Q: I’m an expat Australian, and I have been living in Europe for quite a few years. I am 57 and I want to access my superannuation to buy a property. Is that possible? I have no idea if I will retire back in Australia or stay here, but my view is that if I do retire back in Australia, I will sell the property to fund my retirement.
A: I have divided your question into 2 questions:
- Can I access my super at 57, if I am living overseas
- Can I access my super to buy a property?
1. Can I access my super at 57, if I am living overseas?
The rules relating to when you can access your superannuation benefits are fairly strict. You must satisfy a condition of release; the most popular conditions of release are retirement after preservation age (currently 55 years of age), turning 65, taking a transition-to-retirement pension or when you suffer severe financial hardship (hardship provisions don’t generally apply to individuals living outside Australia).
Specific rules regarding super access come into play when a fund member has reached their preservation age. Preservation age is currently 55 years (although steadily increasing to 60, depending on birth date), which means an individual can access super benefits provided they have retired from the workforce. If you were born before 1 July 1960, your preservation age is 60 years, which applies to anyone currently 57 years of age.
For an Australian living overseas, the rules are a little more complicated: you should check the rules with your Australian super fund, or with the ATO.
Generally, an Australian living overseas, like Australians at home, who has reached the age of 55 can access his or her super benefits in Australia provided they provide documentary evidence to the fund that they have retired.
If an ex-pat is no longer a resident of Australia however, and aged 55 or over, I believe that provided the individual supplies documentation of overseas residency and that they are not employed in Australia, then super funds will consider releasing the super benefits, although super funds will generally still require some form of ‘retirement’ declaration. Again, you need to do your own research on your particular circumstances.
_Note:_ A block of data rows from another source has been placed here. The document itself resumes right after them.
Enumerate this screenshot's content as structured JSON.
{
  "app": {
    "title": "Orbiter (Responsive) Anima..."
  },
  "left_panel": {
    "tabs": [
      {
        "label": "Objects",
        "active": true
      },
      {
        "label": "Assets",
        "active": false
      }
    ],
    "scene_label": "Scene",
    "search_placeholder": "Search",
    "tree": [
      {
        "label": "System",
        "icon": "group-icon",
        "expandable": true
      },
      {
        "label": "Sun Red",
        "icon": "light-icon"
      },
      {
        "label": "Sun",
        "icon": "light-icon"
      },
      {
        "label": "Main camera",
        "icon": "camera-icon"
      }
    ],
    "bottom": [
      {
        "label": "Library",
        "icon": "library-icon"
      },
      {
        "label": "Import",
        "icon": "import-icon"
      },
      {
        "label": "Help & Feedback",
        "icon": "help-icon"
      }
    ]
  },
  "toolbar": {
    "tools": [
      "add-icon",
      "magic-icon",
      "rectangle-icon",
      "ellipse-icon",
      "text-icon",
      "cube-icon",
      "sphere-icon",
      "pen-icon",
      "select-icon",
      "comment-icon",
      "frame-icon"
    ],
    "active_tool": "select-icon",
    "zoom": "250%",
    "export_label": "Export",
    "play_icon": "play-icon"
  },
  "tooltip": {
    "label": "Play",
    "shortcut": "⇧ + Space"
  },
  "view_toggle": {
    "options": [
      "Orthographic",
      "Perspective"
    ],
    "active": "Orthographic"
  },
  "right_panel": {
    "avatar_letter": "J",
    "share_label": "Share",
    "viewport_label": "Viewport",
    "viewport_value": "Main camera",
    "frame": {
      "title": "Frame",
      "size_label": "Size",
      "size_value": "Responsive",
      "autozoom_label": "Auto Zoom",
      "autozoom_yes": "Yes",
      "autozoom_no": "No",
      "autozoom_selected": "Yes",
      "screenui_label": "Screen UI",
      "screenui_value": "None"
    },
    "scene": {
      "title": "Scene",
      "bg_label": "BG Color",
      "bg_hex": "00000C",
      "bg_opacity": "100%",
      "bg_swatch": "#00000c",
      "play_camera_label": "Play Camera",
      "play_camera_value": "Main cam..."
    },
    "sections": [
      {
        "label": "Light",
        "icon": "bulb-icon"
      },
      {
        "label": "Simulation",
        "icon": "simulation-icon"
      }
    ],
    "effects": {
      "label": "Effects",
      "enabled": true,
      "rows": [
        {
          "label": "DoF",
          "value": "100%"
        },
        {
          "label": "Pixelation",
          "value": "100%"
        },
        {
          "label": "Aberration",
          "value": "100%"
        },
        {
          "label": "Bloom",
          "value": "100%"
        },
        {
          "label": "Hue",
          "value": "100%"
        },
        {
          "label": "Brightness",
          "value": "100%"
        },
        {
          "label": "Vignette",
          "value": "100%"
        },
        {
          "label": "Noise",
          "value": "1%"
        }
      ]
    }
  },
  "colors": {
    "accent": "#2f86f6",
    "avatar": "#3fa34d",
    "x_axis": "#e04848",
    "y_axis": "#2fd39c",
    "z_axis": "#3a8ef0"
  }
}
Note: Tax is generally payable on super benefits withdrawn before the age of 60.
You may find the following SuperGuide articles helpful:
- Accessing super early: 14 legal reasons to cash your super
- Retiring before the age of 60: the tax deal
- Preservation age. I’m 58. Can I withdraw my super benefits?
- If I retire before 60, when can I access my super?
2. Can I access my super to buy a property?
The answer to whether you can access your super to buy a property is, generally ‘no’. As I mentioned earlier in my response, the general answer is that you can only access your super if you satisfy a condition of release such as, retiring after your preservation age (currently 55), turning 65 or suffering severe financial hardship (subject to strict rules).
If you satisfy a condition of release, such as retirement, and can access your super benefits, then what you spend your super benefits on is up to you.
If you run a self-managed super fund (which is unlikely if you have been living overseas for an extended period), then there may be opportunities to purchase property within your super fund, but generally not for personal use. The only exception to personal use within a self-managed super fund is where the property is a business-related property, such as an office, factory or shop, and then it may be possible to lease the property from your super fund.